Schon 1954, im ersten Heft der Akzente, deren Mitbegründer er war, hat Bender drei Gedichte des ihm von Günter Eich empfohlenen Brambach abgedruckt, und er hat ihn auch weiterhin mehr als irgendeinen anderen Dichter gefördert. So bekam Brambach auf Benders Betreiben hin 1955 in Straßburg den Hugo Jacobi-Preis verliehen. Man besuchte einander in Oftersheim, Mannheim, Basel und später in Köln; zwischendurch ermahnte Bender den Freund: "Hoffentlich hast du nicht nur getrunken, sondern auch einige neue Verse geschrieben, denn überall hört man die Klage: der Brambach produziert zu wenig."

So verschieden Bender und Brambach, Charakter wie Lebensführung betreffend, auch waren, sie verband vor allem die Liebe zur Literatur und ein ähnliches Verständnis vom Schreiben. Beide verzichteten auf große Worte, bevorzugten den einfachen Ausdruck, eine alltagsnahe, "natürliche" Sprache, einen kargen, doch warmherzigen Ton. Das demonstriert auch der vorliegende Brief an Hans Bender. Er besteht aus zwei Strophen zu je acht Versen und wird geprägt durch einen sich wiederholenden pointierten Auftakt ("Für uns", "Für dich", "Für mich"). Die erste Strophe nennt die von Bender herausgegebenen Zeitschriften Konturen (1952/53) und Akzente (1954-1980), skizziert auch dessen Herkunftslandschaft im Kraichgau und am Oberrhein mit Tabak und Wein und der von ihm geliebten "Silberpappel". In einigen Briefen hat Brambach später den Freund an "das Tabakfeld in Oftersheim" erinnert (das Bender übrigens auch bedichtet hat); es galt ihm als Sinnbild ihrer mal mehr mal weniger bewegten Jugend. Die zweite Strophe zeigt jeden an seinem besonderen Arbeitsplatz und spielt am Ende auf jene erste Preisverleihung in Straßburg an, mit der die Lebensfreundschaft begann.

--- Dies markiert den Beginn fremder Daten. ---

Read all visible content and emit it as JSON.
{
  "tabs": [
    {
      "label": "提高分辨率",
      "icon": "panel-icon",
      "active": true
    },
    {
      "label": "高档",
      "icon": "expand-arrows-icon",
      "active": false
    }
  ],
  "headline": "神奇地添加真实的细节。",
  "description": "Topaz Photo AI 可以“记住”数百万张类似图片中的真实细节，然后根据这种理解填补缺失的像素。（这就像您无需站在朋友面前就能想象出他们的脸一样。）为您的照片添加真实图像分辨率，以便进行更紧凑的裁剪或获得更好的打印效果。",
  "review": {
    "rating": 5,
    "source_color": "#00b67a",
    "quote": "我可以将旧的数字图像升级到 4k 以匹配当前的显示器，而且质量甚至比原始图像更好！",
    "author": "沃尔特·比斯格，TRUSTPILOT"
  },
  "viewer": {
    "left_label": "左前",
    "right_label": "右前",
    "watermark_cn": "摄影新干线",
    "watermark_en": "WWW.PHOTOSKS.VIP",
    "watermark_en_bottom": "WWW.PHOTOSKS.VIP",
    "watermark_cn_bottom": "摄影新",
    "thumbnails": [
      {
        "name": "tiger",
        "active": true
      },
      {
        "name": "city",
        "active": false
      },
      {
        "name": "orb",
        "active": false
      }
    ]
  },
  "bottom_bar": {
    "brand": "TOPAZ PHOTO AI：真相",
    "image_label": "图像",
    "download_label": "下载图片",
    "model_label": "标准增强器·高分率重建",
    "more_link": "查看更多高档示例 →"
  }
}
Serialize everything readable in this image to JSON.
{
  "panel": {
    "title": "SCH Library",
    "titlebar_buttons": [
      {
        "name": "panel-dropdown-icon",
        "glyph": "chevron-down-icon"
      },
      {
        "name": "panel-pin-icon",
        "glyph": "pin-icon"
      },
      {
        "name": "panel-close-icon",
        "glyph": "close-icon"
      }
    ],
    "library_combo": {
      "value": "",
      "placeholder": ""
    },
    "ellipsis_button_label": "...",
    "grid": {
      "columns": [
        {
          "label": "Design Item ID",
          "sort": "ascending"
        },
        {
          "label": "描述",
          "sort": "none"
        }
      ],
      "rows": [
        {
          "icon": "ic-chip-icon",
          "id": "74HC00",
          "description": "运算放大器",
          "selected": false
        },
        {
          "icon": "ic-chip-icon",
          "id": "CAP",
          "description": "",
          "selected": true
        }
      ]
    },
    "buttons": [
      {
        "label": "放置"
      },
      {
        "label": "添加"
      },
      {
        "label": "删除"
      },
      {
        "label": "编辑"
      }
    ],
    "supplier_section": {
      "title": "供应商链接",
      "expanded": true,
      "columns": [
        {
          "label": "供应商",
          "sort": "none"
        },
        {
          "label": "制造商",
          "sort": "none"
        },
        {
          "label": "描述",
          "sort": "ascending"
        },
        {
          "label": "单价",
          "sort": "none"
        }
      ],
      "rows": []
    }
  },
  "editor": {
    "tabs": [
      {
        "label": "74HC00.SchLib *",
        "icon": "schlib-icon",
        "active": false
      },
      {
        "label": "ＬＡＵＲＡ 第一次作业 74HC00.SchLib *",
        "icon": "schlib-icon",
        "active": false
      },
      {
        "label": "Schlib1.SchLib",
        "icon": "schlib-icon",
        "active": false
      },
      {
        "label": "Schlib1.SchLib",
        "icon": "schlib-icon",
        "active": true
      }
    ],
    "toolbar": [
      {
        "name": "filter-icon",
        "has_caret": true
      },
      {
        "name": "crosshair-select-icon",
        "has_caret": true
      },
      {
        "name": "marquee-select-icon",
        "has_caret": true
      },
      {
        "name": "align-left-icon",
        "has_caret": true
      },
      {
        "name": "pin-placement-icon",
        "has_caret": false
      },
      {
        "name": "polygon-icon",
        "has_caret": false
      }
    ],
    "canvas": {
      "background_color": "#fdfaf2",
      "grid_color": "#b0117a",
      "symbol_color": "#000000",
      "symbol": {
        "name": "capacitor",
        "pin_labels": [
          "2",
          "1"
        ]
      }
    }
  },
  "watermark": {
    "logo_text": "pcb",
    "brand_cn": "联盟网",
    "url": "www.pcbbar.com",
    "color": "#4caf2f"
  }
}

Brambach schrieb dieses kraftvoll-positive, Nähe be- wie erzeugende Freundschaftsgedicht 1962 für eine Jubiläumsnummer der Akzente, worin es jedoch nicht erschien, Vielleicht hatte der Mitherausgeber Höllerer Einwände. Bender veröffentlichte es erstmals 1965 in dem ebenfalls von ihm (mit-)edierten Jahresring.

Der so naturverbundene Rainer Brambach, der Trauerweiden mit der Axt zusetzte, gilt in der Schweiz neben Walter Gross als herausragender Lyriker seiner Generation (beide haben einen proletarischen Hintergrund). In Deutschland, wo man seltsamerweise intellektuelle und experimentelle Dichter bevorzugt, scheint sein Werk - "gutes Schwarzbrot", wie er es selbst nannte - weithin vergessen, was nicht nur seinen noch immer in der Kölner Taubengasse wohnenden Freund und Förderer traurig stimmen dürfte.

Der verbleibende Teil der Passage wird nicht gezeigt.